How To Check for Liens on a Property
There are a few ways to search for liens recorded against a property or your home. The best options out of the options listed below will depend on how much time, money, and information you provide. It also entails knowing what type of lien you are looking for such as a specific lien or if you want to see all recorded liens and encumbrances that are on a property.
What is the easiest way to find personal liens?
1 . Use a Title Search Company
Working with a title search company is the most expensive but often the least time-consuming and ultimately the most thorough way to check for property liens. You won’t have to visit government websites, make phone calls, pull credit reports, drive to the county recorder’s office or wonder whether you’ve missed something as a local title company will indemnify and ensure findings. You’ll also find out if anything else is encumbering or clouding the property’s title. This will also save time and money in the end. Every Title company will be priced differently as well the time to process the search/request.
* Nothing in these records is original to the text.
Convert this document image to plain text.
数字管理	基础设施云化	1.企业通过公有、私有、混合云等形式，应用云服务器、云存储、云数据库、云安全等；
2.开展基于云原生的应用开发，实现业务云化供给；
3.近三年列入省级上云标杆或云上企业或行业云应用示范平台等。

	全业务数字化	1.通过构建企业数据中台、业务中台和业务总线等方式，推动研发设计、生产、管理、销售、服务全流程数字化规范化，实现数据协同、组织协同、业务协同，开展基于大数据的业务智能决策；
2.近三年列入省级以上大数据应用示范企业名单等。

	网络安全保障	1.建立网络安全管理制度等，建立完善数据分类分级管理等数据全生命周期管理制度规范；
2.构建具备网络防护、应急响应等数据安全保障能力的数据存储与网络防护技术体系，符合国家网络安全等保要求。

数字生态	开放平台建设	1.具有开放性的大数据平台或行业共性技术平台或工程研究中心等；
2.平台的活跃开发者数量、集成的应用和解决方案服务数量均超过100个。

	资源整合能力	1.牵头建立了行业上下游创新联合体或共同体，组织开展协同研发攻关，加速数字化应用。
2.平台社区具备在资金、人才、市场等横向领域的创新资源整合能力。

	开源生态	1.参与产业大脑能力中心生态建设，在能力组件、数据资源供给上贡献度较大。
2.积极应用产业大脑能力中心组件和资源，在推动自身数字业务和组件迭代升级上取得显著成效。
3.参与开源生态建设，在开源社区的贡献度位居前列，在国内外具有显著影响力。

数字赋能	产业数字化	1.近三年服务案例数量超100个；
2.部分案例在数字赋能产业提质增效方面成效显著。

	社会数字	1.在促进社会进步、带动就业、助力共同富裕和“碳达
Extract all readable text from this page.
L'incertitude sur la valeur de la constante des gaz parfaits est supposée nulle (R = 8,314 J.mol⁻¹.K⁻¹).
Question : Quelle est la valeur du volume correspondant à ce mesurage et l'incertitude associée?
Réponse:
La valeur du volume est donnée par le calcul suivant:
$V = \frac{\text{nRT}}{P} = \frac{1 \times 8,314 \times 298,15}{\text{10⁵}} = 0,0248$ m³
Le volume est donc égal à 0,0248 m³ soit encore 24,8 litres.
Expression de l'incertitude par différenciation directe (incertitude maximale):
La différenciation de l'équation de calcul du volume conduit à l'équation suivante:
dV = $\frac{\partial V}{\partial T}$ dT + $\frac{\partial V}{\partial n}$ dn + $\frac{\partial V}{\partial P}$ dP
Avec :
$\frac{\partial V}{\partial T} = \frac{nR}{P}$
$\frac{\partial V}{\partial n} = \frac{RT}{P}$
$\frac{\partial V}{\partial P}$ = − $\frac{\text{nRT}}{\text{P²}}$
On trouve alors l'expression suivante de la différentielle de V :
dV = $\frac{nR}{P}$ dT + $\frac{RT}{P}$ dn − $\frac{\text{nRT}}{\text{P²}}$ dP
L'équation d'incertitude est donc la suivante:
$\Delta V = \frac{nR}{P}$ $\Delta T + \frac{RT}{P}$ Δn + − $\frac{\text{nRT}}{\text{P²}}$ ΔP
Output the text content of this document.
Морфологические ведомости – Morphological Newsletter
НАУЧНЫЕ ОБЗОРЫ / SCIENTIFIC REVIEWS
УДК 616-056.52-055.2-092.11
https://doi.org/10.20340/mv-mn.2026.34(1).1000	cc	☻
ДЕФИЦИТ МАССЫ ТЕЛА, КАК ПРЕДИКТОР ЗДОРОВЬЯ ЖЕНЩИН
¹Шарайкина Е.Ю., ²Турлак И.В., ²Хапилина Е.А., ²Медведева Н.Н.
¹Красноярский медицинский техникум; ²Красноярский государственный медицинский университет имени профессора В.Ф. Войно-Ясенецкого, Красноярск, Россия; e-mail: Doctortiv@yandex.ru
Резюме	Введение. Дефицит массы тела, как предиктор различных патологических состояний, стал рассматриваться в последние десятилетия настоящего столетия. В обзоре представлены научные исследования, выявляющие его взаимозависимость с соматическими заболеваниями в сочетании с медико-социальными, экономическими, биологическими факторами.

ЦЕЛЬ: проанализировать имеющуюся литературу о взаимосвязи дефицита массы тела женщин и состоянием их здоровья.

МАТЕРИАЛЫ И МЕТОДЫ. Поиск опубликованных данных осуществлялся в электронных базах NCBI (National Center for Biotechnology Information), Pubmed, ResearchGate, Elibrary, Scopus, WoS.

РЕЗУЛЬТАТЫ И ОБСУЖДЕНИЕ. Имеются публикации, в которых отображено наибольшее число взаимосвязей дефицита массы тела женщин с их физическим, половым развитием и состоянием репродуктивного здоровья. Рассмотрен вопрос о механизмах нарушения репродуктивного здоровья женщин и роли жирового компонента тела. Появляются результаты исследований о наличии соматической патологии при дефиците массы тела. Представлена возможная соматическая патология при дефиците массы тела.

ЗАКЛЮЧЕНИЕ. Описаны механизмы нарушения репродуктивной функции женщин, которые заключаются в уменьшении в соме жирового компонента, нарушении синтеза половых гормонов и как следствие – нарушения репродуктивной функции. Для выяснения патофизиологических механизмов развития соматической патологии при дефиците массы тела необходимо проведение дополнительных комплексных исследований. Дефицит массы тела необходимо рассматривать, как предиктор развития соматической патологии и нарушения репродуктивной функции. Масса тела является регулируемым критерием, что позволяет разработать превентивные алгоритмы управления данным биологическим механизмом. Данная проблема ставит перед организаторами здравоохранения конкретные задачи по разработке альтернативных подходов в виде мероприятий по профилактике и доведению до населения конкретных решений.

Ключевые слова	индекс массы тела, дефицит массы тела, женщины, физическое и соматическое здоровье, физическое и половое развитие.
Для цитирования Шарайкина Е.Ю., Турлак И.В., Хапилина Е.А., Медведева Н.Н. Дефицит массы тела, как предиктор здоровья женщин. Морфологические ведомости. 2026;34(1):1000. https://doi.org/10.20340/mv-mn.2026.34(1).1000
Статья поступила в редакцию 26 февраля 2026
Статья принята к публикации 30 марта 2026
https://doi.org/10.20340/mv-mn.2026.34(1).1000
2. Search Local Government Records
Your county recorder, county assessor or local courthouse can help you check for liens on a property. For a one time fee or monthly subscription, you may be able to search records online, submit a request by mail or conduct a search in person. This type of search can make sense when you know what you’re looking for and have the proper information and time to do it.
3. Check Your Credit Reports
Certain public records—including liens—can be reported to credit bureaus and appear on your credit reports. For example, a child support lien may be reportable. Reviewing your credit reports is free, and checking the public records section of each report isn’t time-consuming.
What Should You Do If There’s a Lien on Your Property?
When it comes to getting rid of a lien on your property, you typically have a few options.
Pay it off. If the lien is valid and you have the money, you can pay what you owe and extinguish the lien.
Dispute it. You may be able to go to court and get a judge to declare the lien invalid.
Prove that you paid it off. Sometimes, records don’t get updated when a lien has been satisfied. You may be able to clear things up by submitting a copy of the lien release.
File a title insurance claim. Did you purchase an owners title insurance policy when you bought your property? In covered situations, filing a claim could get your title insurer to resolve the problem.
Wait for it to expire. Some property liens have a statute of limitations, which means they can expire if you don’t pay them and the lienholder doesn’t renew them.
Hang on for dear life. Some types of liens, like mortgages, can lead to foreclosure if you don’t meet your obligations. Others may hang around indefinitely—if you don’t try to sell or refinance your home. Your estate may have to pay them when you die, however.